I casoni di valle di Comacchio custodiscono la memoria di un mondo sospeso tra acqua e cielo. Queste abitazioni erano suddivise in due tipologie: i casoni da pesca, abitati dai vallanti, i pescatori che utilizzavano il tradizionale lavoriero per catturare il pesce, e le stazioni di vigilanza, dove vivevano i guardiani delle valli. Questi ultimi avevano il compito di sorvegliare lo specchio d’acqua e proteggerlo dai fiocinini, i pescatori di frodo che, armati di fiocine, si avventuravano di notte alla ricerca del prezioso pesce delle valli. Oggi, quei casoni raccontano storie di uomini, fatica e silenzi.

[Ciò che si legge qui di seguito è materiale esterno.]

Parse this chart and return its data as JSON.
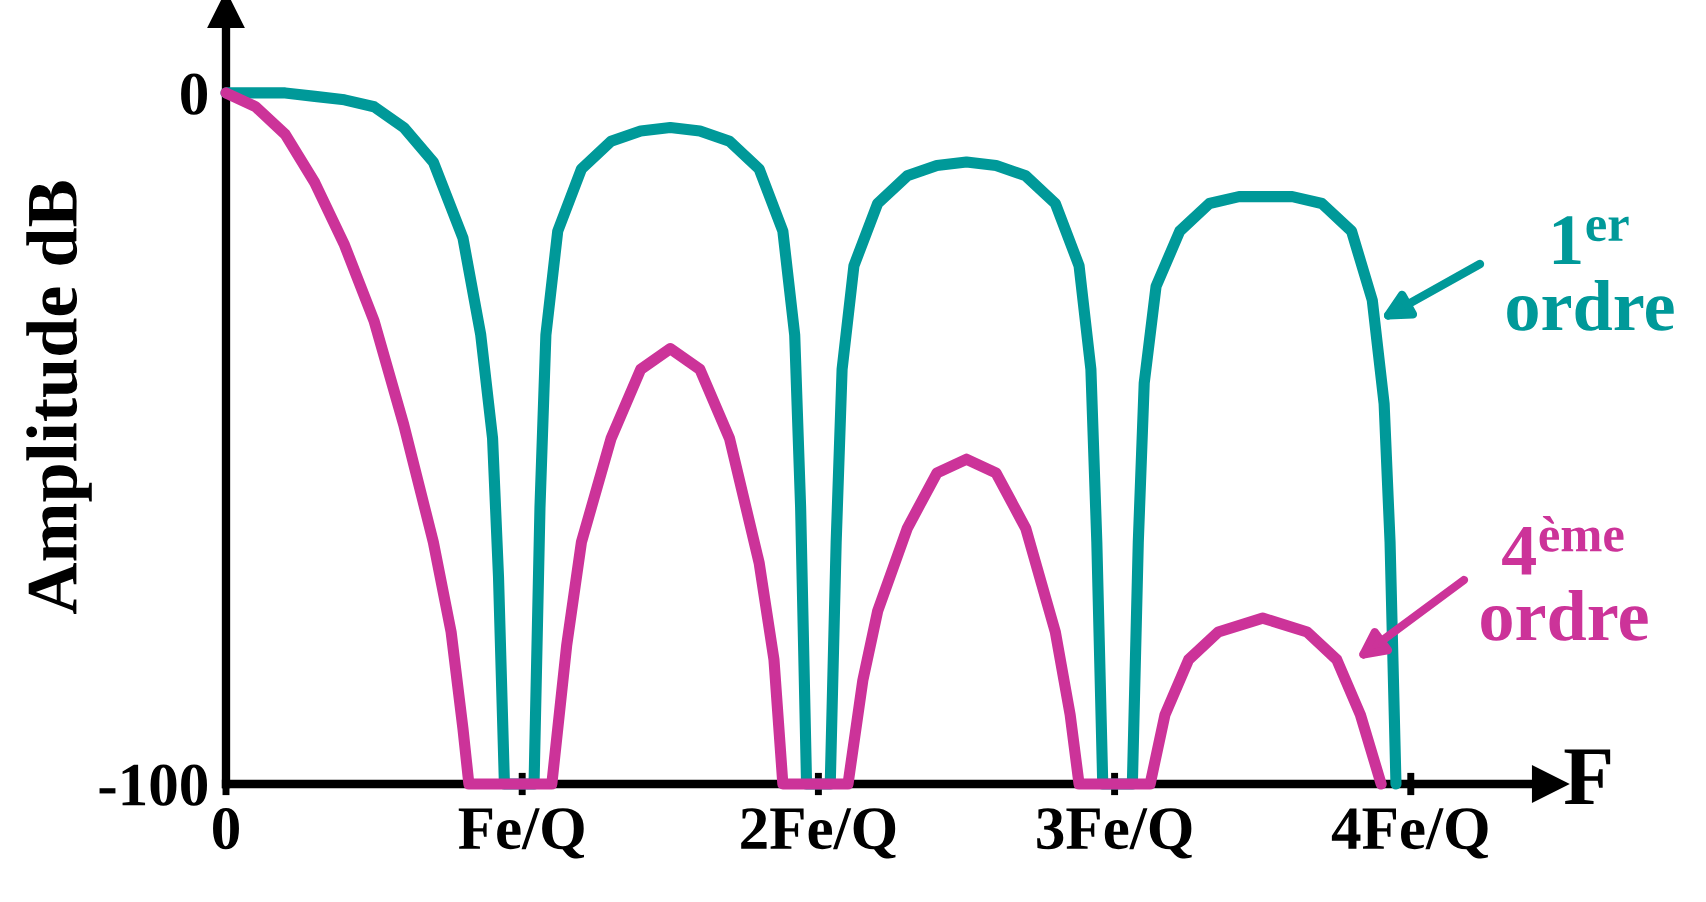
{
  "chart_data": {
    "type": "line",
    "xlabel": "F",
    "ylabel": "Amplitude dB",
    "xlim": [
      0,
      4.47
    ],
    "ylim": [
      -100,
      12
    ],
    "xticks": [
      0,
      {
        "value": 1,
        "label": "Fe/Q"
      },
      {
        "value": 2,
        "label": "2Fe/Q"
      },
      {
        "value": 3,
        "label": "3Fe/Q"
      },
      {
        "value": 4,
        "label": "4Fe/Q"
      }
    ],
    "yticks": [
      0,
      -100
    ],
    "grid": false,
    "legend": false,
    "marker": "none",
    "line_style": "solid",
    "series": [
      {
        "color": "#009999",
        "x": [
          0,
          0.2,
          0.3,
          0.4,
          0.5,
          0.6,
          0.7,
          0.8,
          0.86,
          0.9,
          0.92,
          0.94,
          1.04,
          1.06,
          1.08,
          1.12,
          1.2,
          1.3,
          1.4,
          1.5,
          1.6,
          1.7,
          1.8,
          1.88,
          1.92,
          1.94,
          1.96,
          2.04,
          2.06,
          2.08,
          2.12,
          2.2,
          2.3,
          2.4,
          2.5,
          2.6,
          2.7,
          2.8,
          2.88,
          2.92,
          2.94,
          2.96,
          3.06,
          3.08,
          3.1,
          3.14,
          3.22,
          3.32,
          3.42,
          3.5,
          3.6,
          3.7,
          3.8,
          3.87,
          3.91,
          3.93,
          3.95
        ],
        "values": [
          0,
          0,
          -0.5,
          -1,
          -2,
          -5,
          -10,
          -21,
          -35,
          -50,
          -70,
          -100,
          -100,
          -60,
          -35,
          -20,
          -11,
          -7,
          -5.5,
          -5,
          -5.5,
          -7,
          -11,
          -20,
          -35,
          -60,
          -100,
          -100,
          -65,
          -40,
          -25,
          -16,
          -12,
          -10.5,
          -10,
          -10.5,
          -12,
          -16,
          -25,
          -40,
          -65,
          -100,
          -100,
          -65,
          -42,
          -28,
          -20,
          -16,
          -15,
          -15,
          -15,
          -16,
          -20,
          -30,
          -45,
          -65,
          -100
        ]
      },
      {
        "color": "#cc3399",
        "x": [
          0,
          0.1,
          0.2,
          0.3,
          0.4,
          0.5,
          0.6,
          0.7,
          0.76,
          0.8,
          0.82,
          1.1,
          1.15,
          1.2,
          1.3,
          1.4,
          1.5,
          1.6,
          1.7,
          1.8,
          1.85,
          1.88,
          2.1,
          2.15,
          2.2,
          2.3,
          2.4,
          2.5,
          2.6,
          2.7,
          2.8,
          2.85,
          2.88,
          3.12,
          3.17,
          3.25,
          3.35,
          3.5,
          3.65,
          3.75,
          3.83,
          3.9
        ],
        "values": [
          0,
          -2,
          -6,
          -13,
          -22,
          -33,
          -48,
          -65,
          -78,
          -92,
          -100,
          -100,
          -80,
          -65,
          -50,
          -40,
          -37,
          -40,
          -50,
          -68,
          -82,
          -100,
          -100,
          -85,
          -75,
          -63,
          -55,
          -53,
          -55,
          -63,
          -78,
          -90,
          -100,
          -100,
          -90,
          -82,
          -78,
          -76,
          -78,
          -82,
          -90,
          -100
        ]
      }
    ],
    "annotations": [
      "1$^{er}$ ordre",
      "4$^{ème}$ ordre"
    ]
  }
}
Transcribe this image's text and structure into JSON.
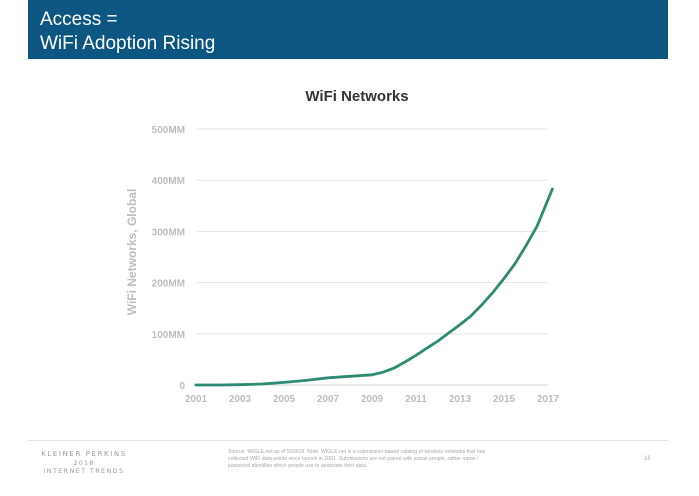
{
  "header": {
    "title_line1": "Access =",
    "title_line2": "WiFi Adoption Rising",
    "background_color": "#0d5682"
  },
  "chart_data": {
    "type": "line",
    "title": "WiFi Networks",
    "xlabel": "",
    "ylabel": "WiFi Networks, Global",
    "xlim": [
      2001,
      2017
    ],
    "ylim": [
      0,
      500
    ],
    "x_ticks": [
      "2001",
      "2003",
      "2005",
      "2007",
      "2009",
      "2011",
      "2013",
      "2015",
      "2017"
    ],
    "y_ticks": [
      {
        "value": 0,
        "label": "0"
      },
      {
        "value": 100,
        "label": "100MM"
      },
      {
        "value": 200,
        "label": "200MM"
      },
      {
        "value": 300,
        "label": "300MM"
      },
      {
        "value": 400,
        "label": "400MM"
      },
      {
        "value": 500,
        "label": "500MM"
      }
    ],
    "grid": true,
    "legend": "none",
    "series": [
      {
        "color": "#2e8b73",
        "x": [
          2001,
          2002,
          2003,
          2004,
          2005,
          2006,
          2007,
          2008,
          2009,
          2009.5,
          2010,
          2010.5,
          2011,
          2011.5,
          2012,
          2012.5,
          2013,
          2013.5,
          2014,
          2014.5,
          2015,
          2015.5,
          2016,
          2016.5,
          2017,
          2017.2
        ],
        "y": [
          0,
          0,
          0.5,
          2,
          5,
          9,
          14,
          17,
          20,
          25,
          33,
          45,
          58,
          72,
          86,
          102,
          118,
          135,
          157,
          181,
          208,
          237,
          272,
          310,
          362,
          383
        ]
      }
    ]
  },
  "footer": {
    "logo_line1": "KLEINER PERKINS",
    "logo_line2": "2018",
    "logo_line3": "INTERNET TRENDS",
    "source": "Source: WIGLE.net as of 5/29/18. Note: WIGLE.net is a submission-based catalog of wireless networks that has collected WiFi data points since launch in 2001. Submissions are not paired with actual people; rather name / password identifies which people use to associate their data.",
    "page_number": "16"
  }
}
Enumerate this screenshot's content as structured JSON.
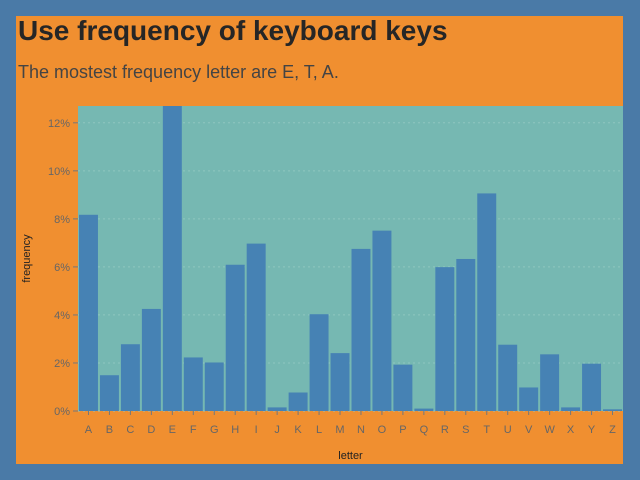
{
  "title": "Use frequency of keyboard keys",
  "subtitle": "The mostest frequency letter are E, T, A.",
  "colors": {
    "background": "#4a7aa7",
    "panel": "#f08f30",
    "plot": "#76b8b2",
    "bar": "#4682b4"
  },
  "chart_data": {
    "type": "bar",
    "title": "Use frequency of keyboard keys",
    "subtitle": "The mostest frequency letter are E, T, A.",
    "xlabel": "letter",
    "ylabel": "frequency",
    "categories": [
      "A",
      "B",
      "C",
      "D",
      "E",
      "F",
      "G",
      "H",
      "I",
      "J",
      "K",
      "L",
      "M",
      "N",
      "O",
      "P",
      "Q",
      "R",
      "S",
      "T",
      "U",
      "V",
      "W",
      "X",
      "Y",
      "Z"
    ],
    "values": [
      8.17,
      1.49,
      2.78,
      4.25,
      12.7,
      2.23,
      2.02,
      6.09,
      6.97,
      0.15,
      0.77,
      4.03,
      2.41,
      6.75,
      7.51,
      1.93,
      0.1,
      5.99,
      6.33,
      9.06,
      2.76,
      0.98,
      2.36,
      0.15,
      1.97,
      0.07
    ],
    "ylim": [
      0,
      12.7
    ],
    "yticks": [
      0,
      2,
      4,
      6,
      8,
      10,
      12
    ],
    "ytick_labels": [
      "0%",
      "2%",
      "4%",
      "6%",
      "8%",
      "10%",
      "12%"
    ],
    "grid": true,
    "legend": false
  }
}
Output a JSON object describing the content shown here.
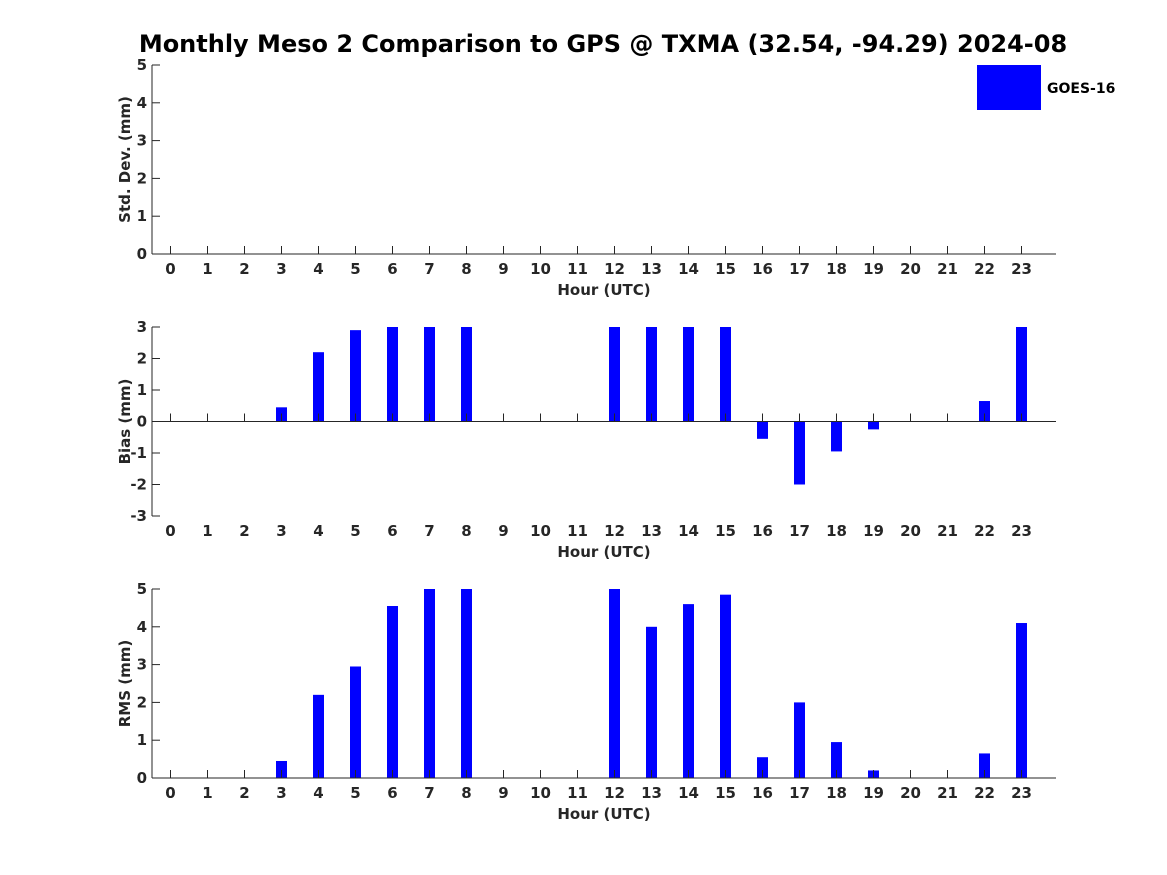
{
  "title": "Monthly Meso 2 Comparison to GPS @ TXMA (32.54, -94.29) 2024-08",
  "colors": {
    "bar": "#0000ff",
    "axis": "#262626",
    "background": "#ffffff"
  },
  "legend": {
    "label": "GOES-16",
    "placement": "top-right"
  },
  "chart_data": [
    {
      "type": "bar",
      "title": "",
      "xlabel": "Hour (UTC)",
      "ylabel": "Std. Dev. (mm)",
      "categories": [
        "0",
        "1",
        "2",
        "3",
        "4",
        "5",
        "6",
        "7",
        "8",
        "9",
        "10",
        "11",
        "12",
        "13",
        "14",
        "15",
        "16",
        "17",
        "18",
        "19",
        "20",
        "21",
        "22",
        "23"
      ],
      "ylim": [
        0,
        5
      ],
      "yticks": [
        "0",
        "1",
        "2",
        "3",
        "4",
        "5"
      ],
      "grid": false,
      "series": [
        {
          "name": "GOES-16",
          "values": [
            null,
            null,
            null,
            null,
            null,
            null,
            null,
            null,
            null,
            null,
            null,
            null,
            null,
            null,
            null,
            null,
            null,
            null,
            null,
            null,
            null,
            null,
            null,
            null
          ]
        }
      ]
    },
    {
      "type": "bar",
      "title": "",
      "xlabel": "Hour (UTC)",
      "ylabel": "Bias (mm)",
      "categories": [
        "0",
        "1",
        "2",
        "3",
        "4",
        "5",
        "6",
        "7",
        "8",
        "9",
        "10",
        "11",
        "12",
        "13",
        "14",
        "15",
        "16",
        "17",
        "18",
        "19",
        "20",
        "21",
        "22",
        "23"
      ],
      "ylim": [
        -3,
        3
      ],
      "yticks": [
        "-3",
        "-2",
        "-1",
        "0",
        "1",
        "2",
        "3"
      ],
      "grid": false,
      "series": [
        {
          "name": "GOES-16",
          "values": [
            null,
            null,
            null,
            0.45,
            2.2,
            2.9,
            3.0,
            3.0,
            3.0,
            null,
            null,
            null,
            3.0,
            3.0,
            3.0,
            3.0,
            -0.55,
            -2.0,
            -0.95,
            -0.25,
            null,
            null,
            0.65,
            3.0
          ]
        }
      ]
    },
    {
      "type": "bar",
      "title": "",
      "xlabel": "Hour (UTC)",
      "ylabel": "RMS (mm)",
      "categories": [
        "0",
        "1",
        "2",
        "3",
        "4",
        "5",
        "6",
        "7",
        "8",
        "9",
        "10",
        "11",
        "12",
        "13",
        "14",
        "15",
        "16",
        "17",
        "18",
        "19",
        "20",
        "21",
        "22",
        "23"
      ],
      "ylim": [
        0,
        5
      ],
      "yticks": [
        "0",
        "1",
        "2",
        "3",
        "4",
        "5"
      ],
      "grid": false,
      "series": [
        {
          "name": "GOES-16",
          "values": [
            null,
            null,
            null,
            0.45,
            2.2,
            2.95,
            4.55,
            5.0,
            5.0,
            null,
            null,
            null,
            5.0,
            4.0,
            4.6,
            4.85,
            0.55,
            2.0,
            0.95,
            0.2,
            null,
            null,
            0.65,
            4.1
          ]
        }
      ]
    }
  ]
}
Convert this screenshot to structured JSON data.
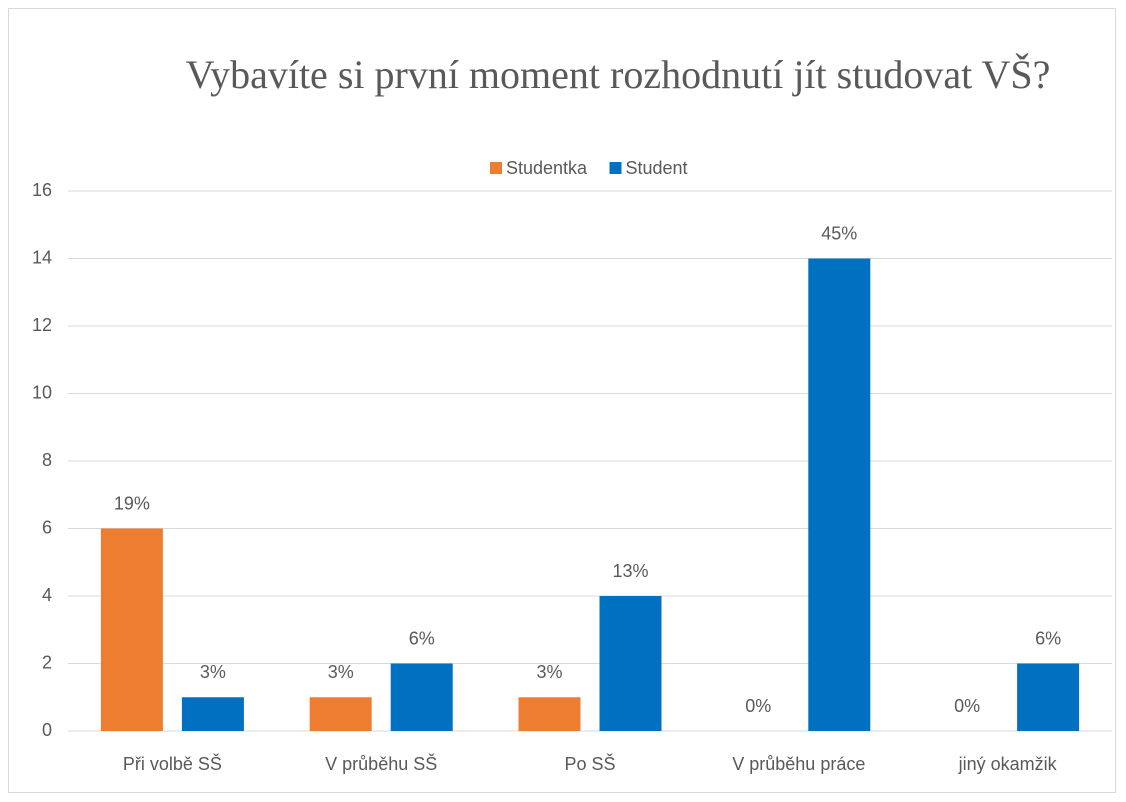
{
  "chart_data": {
    "type": "bar",
    "title": "Vybavíte si první moment rozhodnutí jít studovat VŠ?",
    "categories": [
      "Při volbě SŠ",
      "V průběhu SŠ",
      "Po SŠ",
      "V průběhu práce",
      "jiný okamžik"
    ],
    "series": [
      {
        "name": "Studentka",
        "color": "#ed7d31",
        "values": [
          6,
          1,
          1,
          0,
          0
        ],
        "value_labels": [
          "19%",
          "3%",
          "3%",
          "0%",
          "0%"
        ]
      },
      {
        "name": "Student",
        "color": "#0070c0",
        "values": [
          1,
          2,
          4,
          14,
          2
        ],
        "value_labels": [
          "3%",
          "6%",
          "13%",
          "45%",
          "6%"
        ]
      }
    ],
    "ylim": [
      0,
      16
    ],
    "yticks": [
      0,
      2,
      4,
      6,
      8,
      10,
      12,
      14,
      16
    ],
    "grid": true,
    "legend": "top"
  }
}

Prima Tappa: Casone Donnabona

Antica stazione di vigilanza collegata alla terra ferma da un ponte di legno. In questo casone vivevano le guardie vallive che avevano il compito di presidiare gli attigui specchi d'acqua dai frequenti furti di pesce da parte dei fiocinini. Il caratteristico nome deriva da racconti popolari: si narra che qualche donna andasse a proporsi ai guardiani del casone per allietarli durante le lunghe giornate di lavoro. Il casone è aperto al pubblico durante il week-end da marzo a ottobre.

Casone Donnabona

Seconda Tappa: Casone Fosse

Situato nei pressi dell’Oasi Valle Zavelea, dove le acque sono dolci o appena salmastre, il Casone Fosse, è visibile solo dall’esterno. Nei pressi di Oasi Valle Oasi Zavelea, si trova una torre di avvistamento da cui è possibile praticare birdwatching e osservare in tranquillità l'avifauna delle valli, tra aironi, cavalieri d’Italia e fenicotteri.